The pharma companies’ obligations are next discussed and these can be summarized as:
- Reporting all suspected serious adverse reactions received from a health professional through the pharmacovigilance system within the period stipulated by the authority in each country (generally, within 15 days of receipt of the report);
- Keeping detailed records on all suspected adverse reactions that it has learned of, which should be reported to the national regulatory authority;
- Designating a qualified professional to take charge of PV tasks on a continuous and on-going basis, providing adequate means to exercise his or her functions; this professional will also serve as the liaison with the regulatory authority and should be the only spokesperson recognized by the competent public health authorities when it comes to pharmacovigilance;
- Proposing timely changes to the fact sheet file, labeling and package insert when adverse reactions not listed in the material occur;
- Ensuring that all laboratory technical staff receive the training required for the exercise of their PV functions;
- Transferring some or all of its functions and responsibilities to another company, but not the ultimate pharmacovigilance responsibility for monitoring the medicines it is authorized to market;
- Establishing agreements on PV issues in cases where a joint marketing agreement among several companies has been negotiated. Any transfer of pharmacovigilance functions and responsibilities must be documented through a written agreement signed by company representatives. Functions not transferred under this agreement remain the responsibility of the marketing authorization holder. Any transfer of functions and responsibilities must be reported to the respective health authorities;
- Facilitating the designated professional’s access to the fact sheet and basic safety information for each pharmaceutical product approved, ensuring that they are properly updated;
- Ensuring that appropriate standardized work procedures are adopted and followed;
- Guaranteeing a filing system which permits the preservation of all documentation on PV responsibilities and activities. The responsibilities for managing the files must be stated in writing;
- Establishing an audit program to ensure that the pharmacovigilance system follows good practices.

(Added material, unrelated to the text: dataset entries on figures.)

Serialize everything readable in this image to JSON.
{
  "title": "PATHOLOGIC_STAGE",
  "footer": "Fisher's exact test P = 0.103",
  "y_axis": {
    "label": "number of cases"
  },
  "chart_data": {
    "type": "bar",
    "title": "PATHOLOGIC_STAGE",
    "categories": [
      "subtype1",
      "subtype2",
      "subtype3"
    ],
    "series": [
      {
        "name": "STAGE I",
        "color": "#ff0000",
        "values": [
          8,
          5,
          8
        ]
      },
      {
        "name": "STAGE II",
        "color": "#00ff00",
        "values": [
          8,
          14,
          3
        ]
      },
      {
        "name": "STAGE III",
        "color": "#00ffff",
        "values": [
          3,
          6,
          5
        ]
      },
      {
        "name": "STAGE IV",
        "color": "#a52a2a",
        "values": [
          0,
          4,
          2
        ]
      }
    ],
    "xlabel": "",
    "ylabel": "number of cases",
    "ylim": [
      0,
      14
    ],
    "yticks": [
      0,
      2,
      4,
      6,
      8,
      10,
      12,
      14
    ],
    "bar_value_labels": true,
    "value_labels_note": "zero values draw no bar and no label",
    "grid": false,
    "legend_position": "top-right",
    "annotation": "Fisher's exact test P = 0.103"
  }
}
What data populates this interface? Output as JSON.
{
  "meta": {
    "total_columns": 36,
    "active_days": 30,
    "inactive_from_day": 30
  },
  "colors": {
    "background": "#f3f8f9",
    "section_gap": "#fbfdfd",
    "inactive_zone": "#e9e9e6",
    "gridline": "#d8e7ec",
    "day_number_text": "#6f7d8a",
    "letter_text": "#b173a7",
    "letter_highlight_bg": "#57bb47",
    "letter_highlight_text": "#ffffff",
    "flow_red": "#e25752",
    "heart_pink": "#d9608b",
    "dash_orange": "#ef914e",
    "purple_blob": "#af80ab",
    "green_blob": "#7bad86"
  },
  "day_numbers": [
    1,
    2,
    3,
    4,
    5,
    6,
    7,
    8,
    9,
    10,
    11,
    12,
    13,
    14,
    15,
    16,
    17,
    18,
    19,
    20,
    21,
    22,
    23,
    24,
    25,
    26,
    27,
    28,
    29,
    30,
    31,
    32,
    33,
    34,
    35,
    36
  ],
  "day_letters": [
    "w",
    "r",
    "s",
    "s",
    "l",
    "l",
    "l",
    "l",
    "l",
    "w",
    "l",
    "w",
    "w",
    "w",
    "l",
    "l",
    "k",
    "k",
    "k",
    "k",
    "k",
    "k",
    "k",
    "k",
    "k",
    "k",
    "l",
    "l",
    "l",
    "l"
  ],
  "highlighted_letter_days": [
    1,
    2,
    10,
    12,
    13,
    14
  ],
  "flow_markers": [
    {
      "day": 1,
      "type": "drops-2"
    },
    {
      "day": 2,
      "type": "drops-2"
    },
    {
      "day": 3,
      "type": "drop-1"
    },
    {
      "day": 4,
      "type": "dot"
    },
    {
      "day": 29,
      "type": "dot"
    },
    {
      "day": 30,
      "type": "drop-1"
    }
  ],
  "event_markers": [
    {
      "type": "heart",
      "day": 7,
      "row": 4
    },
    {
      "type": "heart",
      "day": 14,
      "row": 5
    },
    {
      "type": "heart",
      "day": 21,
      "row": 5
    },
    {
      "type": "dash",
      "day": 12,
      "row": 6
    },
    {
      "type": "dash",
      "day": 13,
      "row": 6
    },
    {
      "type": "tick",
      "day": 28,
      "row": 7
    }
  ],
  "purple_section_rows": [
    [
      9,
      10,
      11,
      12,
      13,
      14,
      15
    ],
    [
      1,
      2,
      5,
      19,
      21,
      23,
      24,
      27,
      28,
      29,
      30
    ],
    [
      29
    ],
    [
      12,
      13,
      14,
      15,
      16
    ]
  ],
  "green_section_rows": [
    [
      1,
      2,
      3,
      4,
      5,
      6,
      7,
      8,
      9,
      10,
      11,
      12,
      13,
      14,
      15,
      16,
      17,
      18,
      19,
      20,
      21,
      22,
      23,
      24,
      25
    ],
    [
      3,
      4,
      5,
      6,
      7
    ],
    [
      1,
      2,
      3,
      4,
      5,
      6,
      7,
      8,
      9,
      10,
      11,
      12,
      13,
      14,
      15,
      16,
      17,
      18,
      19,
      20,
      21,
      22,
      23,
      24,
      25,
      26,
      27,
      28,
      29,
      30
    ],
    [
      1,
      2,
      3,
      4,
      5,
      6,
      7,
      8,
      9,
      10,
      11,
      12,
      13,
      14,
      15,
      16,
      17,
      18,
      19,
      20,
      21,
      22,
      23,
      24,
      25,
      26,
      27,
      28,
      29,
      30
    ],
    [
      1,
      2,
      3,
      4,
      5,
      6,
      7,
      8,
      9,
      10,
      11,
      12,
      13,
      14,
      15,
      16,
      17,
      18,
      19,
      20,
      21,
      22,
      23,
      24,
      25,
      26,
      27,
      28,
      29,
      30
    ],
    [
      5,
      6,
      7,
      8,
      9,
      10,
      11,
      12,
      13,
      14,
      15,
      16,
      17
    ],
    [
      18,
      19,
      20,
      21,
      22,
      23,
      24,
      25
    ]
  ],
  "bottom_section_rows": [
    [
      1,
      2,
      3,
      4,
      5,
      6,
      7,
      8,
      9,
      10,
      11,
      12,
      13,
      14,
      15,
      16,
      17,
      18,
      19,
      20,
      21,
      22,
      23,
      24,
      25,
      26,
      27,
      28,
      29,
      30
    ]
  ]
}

There are extensive appendices with definitions (many are non-standard, unfortunately) as well as sample forms and templates.
This is a very interesting and informative document that really is a primer on how to set up a drug safety unit either in a government, university, company or other entity. The point of view is primarily that of the WHO and a lot of the suggestions are now either outdated or “non-standard” as much of the world has adopted ICH/CIOMS standards.
There is no mention of the internet, electronic transmission, social media and much of the other rapidly developing technology now impacting on drug safety and pharmacovigilance. It seems to be aimed at beginners in the field, institutions that are newly created and those that have limited resources.
It is worth a read and, as noted, is available in Spanish and Portuguese. But the reader should be aware that it presents a particular point of view, is somewhat out-of-date and uses some non-standard definitions and procedures. Much has occurred since this was written and it seems that the document could now use a revised, second edition. Still worth looking at though.
For governments and health authorities, this document should be used as a starting point in setting up a PV system or center but it should not be considered to really represent the state of the art. Reference should be made, in particular to CIOMS and ICH guidelines, as well as how major agencies (FDA, EMA, MHRA, Australia, Canada, Spain and others) handle drug safety. EudraVigilance should be looked at as well as FDA’s FAERS and commercial databases which several health agencies now use (e.g. France, Canada). Note that many agencies (FDA, EMA and others) have their SOPs on-line.